Criminals who attack police officers should go to jail, “no ifs, no buts”, a crime chief has said as she called for tougher sentences on perpetrators.
Katy Bourne, the new chairwoman of the Association of Police and Crime Commissioners (APCC), spoke out after Pc Andrew Harper was killed while responding to reports of a burglary in Berkshire.
The 28-year-old Thames Valley Police officer died on duty from multiple injuries after being dragged under a vehicle near the village of Sulhamstead on August 15.
Mrs Bourne’s comments come as the National Police Chiefs’ Council called on senior officers across the country to gather for an urgent summit next month to discuss what more can be done to protect officers.
In her first interview since taking on the role, Mrs Bourne told the PA news agency: “If you attack a police officer, you need to know you will go to prison; no ifs, no buts.
“I think a strengthening of the sentences there would be very welcome.
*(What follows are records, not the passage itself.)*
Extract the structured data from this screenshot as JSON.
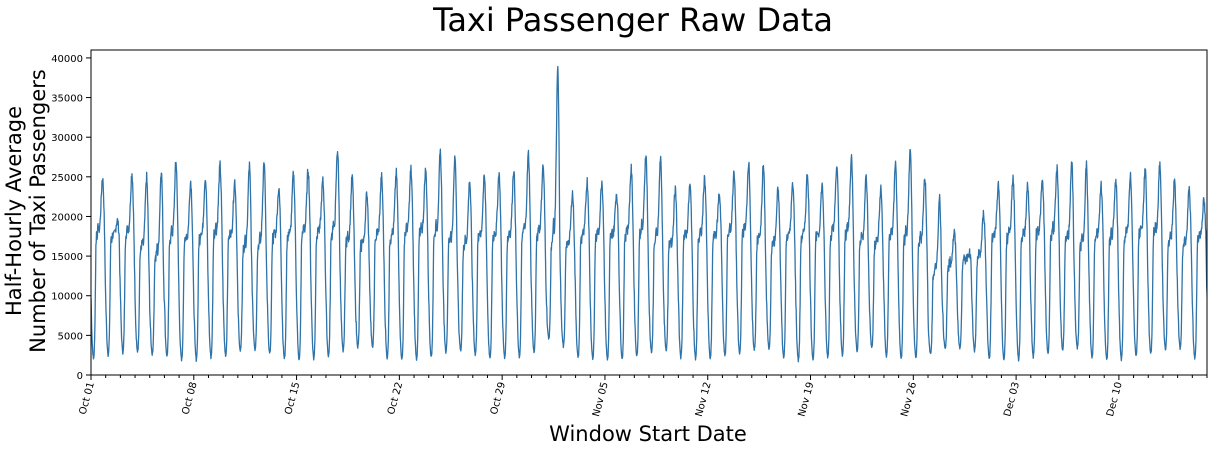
{
  "chart_data": {
    "type": "line",
    "title": "Taxi Passenger Raw Data",
    "xlabel": "Window Start Date",
    "ylabel_line1": "Half-Hourly Average",
    "ylabel_line2": "Number of Taxi Passengers",
    "x_range": [
      "2014-10-01",
      "2014-12-16"
    ],
    "ylim": [
      0,
      41000
    ],
    "x_tick_labels": [
      "Oct 01",
      "Oct 08",
      "Oct 15",
      "Oct 22",
      "Oct 29",
      "Nov 05",
      "Nov 12",
      "Nov 19",
      "Nov 26",
      "Dec 03",
      "Dec 10"
    ],
    "y_ticks": [
      0,
      5000,
      10000,
      15000,
      20000,
      25000,
      30000,
      35000,
      40000
    ],
    "series_color": "#2f73a8",
    "grid": false,
    "series": [
      {
        "x": [
          "2014-10-01",
          "2014-10-02",
          "2014-10-03",
          "2014-10-04",
          "2014-10-05",
          "2014-10-06",
          "2014-10-07",
          "2014-10-08",
          "2014-10-09",
          "2014-10-10",
          "2014-10-11",
          "2014-10-12",
          "2014-10-13",
          "2014-10-14",
          "2014-10-15",
          "2014-10-16",
          "2014-10-17",
          "2014-10-18",
          "2014-10-19",
          "2014-10-20",
          "2014-10-21",
          "2014-10-22",
          "2014-10-23",
          "2014-10-24",
          "2014-10-25",
          "2014-10-26",
          "2014-10-27",
          "2014-10-28",
          "2014-10-29",
          "2014-10-30",
          "2014-10-31",
          "2014-11-01",
          "2014-11-02",
          "2014-11-03",
          "2014-11-04",
          "2014-11-05",
          "2014-11-06",
          "2014-11-07",
          "2014-11-08",
          "2014-11-09",
          "2014-11-10",
          "2014-11-11",
          "2014-11-12",
          "2014-11-13",
          "2014-11-14",
          "2014-11-15",
          "2014-11-16",
          "2014-11-17",
          "2014-11-18",
          "2014-11-19",
          "2014-11-20",
          "2014-11-21",
          "2014-11-22",
          "2014-11-23",
          "2014-11-24",
          "2014-11-25",
          "2014-11-26",
          "2014-11-27",
          "2014-11-28",
          "2014-11-29",
          "2014-11-30",
          "2014-12-01",
          "2014-12-02",
          "2014-12-03",
          "2014-12-04",
          "2014-12-05",
          "2014-12-06",
          "2014-12-07",
          "2014-12-08",
          "2014-12-09",
          "2014-12-10",
          "2014-12-11",
          "2014-12-12",
          "2014-12-13",
          "2014-12-14",
          "2014-12-15",
          "2014-12-16"
        ],
        "min": [
          2000,
          2500,
          2800,
          3000,
          2600,
          2300,
          1800,
          1900,
          2200,
          2400,
          3000,
          3200,
          2600,
          2000,
          1800,
          2000,
          2300,
          3000,
          3500,
          3400,
          2100,
          1900,
          2000,
          2200,
          2900,
          3000,
          2500,
          2000,
          2100,
          2200,
          2800,
          4500,
          3600,
          2100,
          2000,
          1900,
          2000,
          2300,
          2800,
          3100,
          2200,
          2000,
          2000,
          2300,
          2600,
          3100,
          3300,
          2100,
          1800,
          1900,
          2200,
          2400,
          3000,
          3400,
          2300,
          2000,
          2100,
          2600,
          3200,
          3300,
          3000,
          2000,
          1800,
          1900,
          2200,
          2600,
          3100,
          3300,
          2100,
          1800,
          1900,
          2300,
          2600,
          3100,
          3400,
          2000,
          3000
        ],
        "max": [
          25000,
          19500,
          25500,
          25000,
          26000,
          27000,
          24500,
          25000,
          26500,
          24500,
          26500,
          27000,
          23500,
          25500,
          26000,
          24500,
          28500,
          25000,
          23000,
          25000,
          25500,
          26000,
          26000,
          28000,
          27500,
          24500,
          25000,
          25500,
          26000,
          28000,
          26500,
          39000,
          23000,
          24500,
          24500,
          23000,
          26000,
          28000,
          27500,
          23500,
          24000,
          25000,
          23000,
          25500,
          27000,
          26500,
          23500,
          24000,
          25500,
          24000,
          26500,
          27500,
          25000,
          23500,
          26500,
          28500,
          25000,
          22500,
          18000,
          15500,
          20500,
          24000,
          25000,
          24000,
          24500,
          26000,
          27000,
          26500,
          24000,
          24500,
          25000,
          26000,
          26500,
          24500,
          23500,
          22000,
          21000
        ],
        "midday": [
          18000,
          17500,
          18000,
          16000,
          15000,
          17500,
          17000,
          17500,
          18000,
          17500,
          16000,
          16500,
          17500,
          17500,
          18000,
          18000,
          18000,
          17000,
          16500,
          17500,
          17500,
          18000,
          18000,
          18000,
          17000,
          16500,
          17500,
          17500,
          17500,
          18000,
          18000,
          17000,
          16500,
          17500,
          17500,
          17500,
          18000,
          18000,
          17000,
          16500,
          17500,
          17500,
          17500,
          18000,
          18000,
          17000,
          16500,
          17500,
          17500,
          17500,
          18000,
          18000,
          17000,
          16500,
          17500,
          17500,
          17000,
          13000,
          14000,
          14500,
          15000,
          17500,
          17500,
          17500,
          18000,
          18000,
          17000,
          16500,
          17500,
          17500,
          17500,
          18000,
          18000,
          17000,
          16500,
          17500,
          17500
        ]
      }
    ]
  }
}
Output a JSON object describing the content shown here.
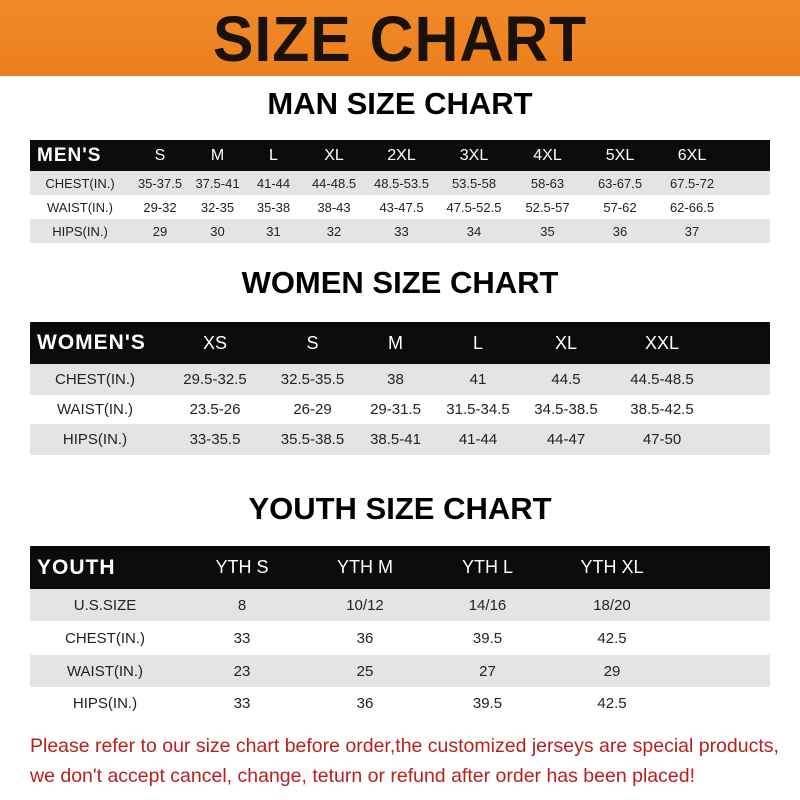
{
  "banner": {
    "title": "SIZE CHART",
    "color": "#ef841f"
  },
  "men": {
    "title": "MAN SIZE CHART",
    "headers": [
      "MEN'S",
      "S",
      "M",
      "L",
      "XL",
      "2XL",
      "3XL",
      "4XL",
      "5XL",
      "6XL"
    ],
    "rows": [
      [
        "CHEST(IN.)",
        "35-37.5",
        "37.5-41",
        "41-44",
        "44-48.5",
        "48.5-53.5",
        "53.5-58",
        "58-63",
        "63-67.5",
        "67.5-72"
      ],
      [
        "WAIST(IN.)",
        "29-32",
        "32-35",
        "35-38",
        "38-43",
        "43-47.5",
        "47.5-52.5",
        "52.5-57",
        "57-62",
        "62-66.5"
      ],
      [
        "HIPS(IN.)",
        "29",
        "30",
        "31",
        "32",
        "33",
        "34",
        "35",
        "36",
        "37"
      ]
    ]
  },
  "women": {
    "title": "WOMEN SIZE CHART",
    "headers": [
      "WOMEN'S",
      "XS",
      "S",
      "M",
      "L",
      "XL",
      "XXL"
    ],
    "rows": [
      [
        "CHEST(IN.)",
        "29.5-32.5",
        "32.5-35.5",
        "38",
        "41",
        "44.5",
        "44.5-48.5"
      ],
      [
        "WAIST(IN.)",
        "23.5-26",
        "26-29",
        "29-31.5",
        "31.5-34.5",
        "34.5-38.5",
        "38.5-42.5"
      ],
      [
        "HIPS(IN.)",
        "33-35.5",
        "35.5-38.5",
        "38.5-41",
        "41-44",
        "44-47",
        "47-50"
      ]
    ]
  },
  "youth": {
    "title": "YOUTH SIZE CHART",
    "headers": [
      "YOUTH",
      "YTH S",
      "YTH M",
      "YTH L",
      "YTH XL"
    ],
    "rows": [
      [
        "U.S.SIZE",
        "8",
        "10/12",
        "14/16",
        "18/20"
      ],
      [
        "CHEST(IN.)",
        "33",
        "36",
        "39.5",
        "42.5"
      ],
      [
        "WAIST(IN.)",
        "23",
        "25",
        "27",
        "29"
      ],
      [
        "HIPS(IN.)",
        "33",
        "36",
        "39.5",
        "42.5"
      ]
    ]
  },
  "footer": {
    "line1": "Please refer to our size chart before order,the customized jerseys are special products,",
    "line2": "we don't accept cancel, change, teturn or refund after order has been placed!",
    "color": "#b8201e"
  }
}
I’m sure the public feel exactly the same.
“How have we come (to a point) as a society to the fact where we almost accept this every day?”
Mrs Bourne – who also sits on the Prime Minister’s recently formed National Policing Board and is the police and crime commissioner for Sussex – is keen to see the Home Office push through plans for a police covenant, which intends to demonstrate the Government’s support of officers.
And she thinks more should be done to acknowledge the bravery of officers.
Mrs Bourne branded the rise in assaults on officers in her own “relatively safe, peaceful” county as “unacceptable”, saying this showed the scale and severity of the problem.
Over the last four years the number of Sussex officers injured in attacks has risen by 16%, she said, adding that there were more than 1,000 assaults alone last year – averaging three a day.
She added: “You don’t join police to be assaulted, you join police to protect your community.
“We look to them to protect us.
“If we are averaging three a day in Sussex and we are meant to be a relatively safe, peaceful county it just shows you that the violence on the streets is unacceptable.
“We shouldn’t accept it but also when we do catch people I think the sentencing needs to be reflective of the seriousness of the crime.”
Pc Harper is the first officer to be killed in action since March 2017, when unarmed Pc Keith Palmer was stabbed by Khalid Masood during the Westminster Bridge terror attack.
On Friday his family said their “lives and hearts have been torn apart” as they were joined by his colleagues and forces around the country to observe a minute’s silence in his honour a week since his death.
More than £270,000 has been donated so far in his memory.
His death follows a series of attacks on police officers in recent weeks and the latest figures showed a 27% rise in assaults on Pcs resulting in injury in the last year.
This month, Pc Gareth Phillips, a 42-year-old West Midlands Police traffic officer, was run over by a suspected car thief in Birmingham.
The incident came just days after Metropolitan Police constable Stuart Outten, 28, was left with head and hand injuries after challenging a motor offences suspect allegedly armed with a machete in Leyton, east London.
According to the Office for National Statistics there were 10,399 incidents recorded between April 2018 and March this year – 2,242 more than the 8,157 for the same period the previous year.
Since last year, the maximum jail term for people who attacked emergency services was increased from six to 12 months.
The attacks prompted renewed calls from the Police Federation for chief constables to allow more officers to carry a Taser.
On Tuesday Northampton Police chief constable Nick Adderley announced his force would become the first in Britain to issue Tasers to officers as standard because the risk they face on the job had risen “dramatically”.
A day later Durham Police’s new chief constable Jo Farrell said her staff will be issued with Tasers if they want one.
Mrs Bourne said: “Some of my colleagues would like to see all officers given Taser as standard – that debate’s still obviously going on.
“I think those officers who are capable of passing examples to carry it should be able to.
“I’ve seen how powerful it can be in just de-escalating the violence.
“It should be a police chief’s decision – it’s an operational issue. But I do support those carrying it.”
She backed the widespread use of officers carrying body-worn video, adding: “That should be mandatory.”
In her year-long role as APCC chairwoman, Mrs Bourne will be part of the committee overseeing the roll-out of Prime Minister Boris Johnson’s pledge of 20,000 more police officers.
She praised the new Government’s “commitment” to improving policing and welcomed the “pace of change”.
Mrs Bourne hopes to soon meet with the Home Secretary Priti Patel to discuss ideas for tackling knife crime, including proposing more widespread use of a prevention programme adopted in Sussex.
She has also pledged to continue working on measures to protect stalking victims, branding the lack of recognition of the crime by police forces around the country as “woeful”.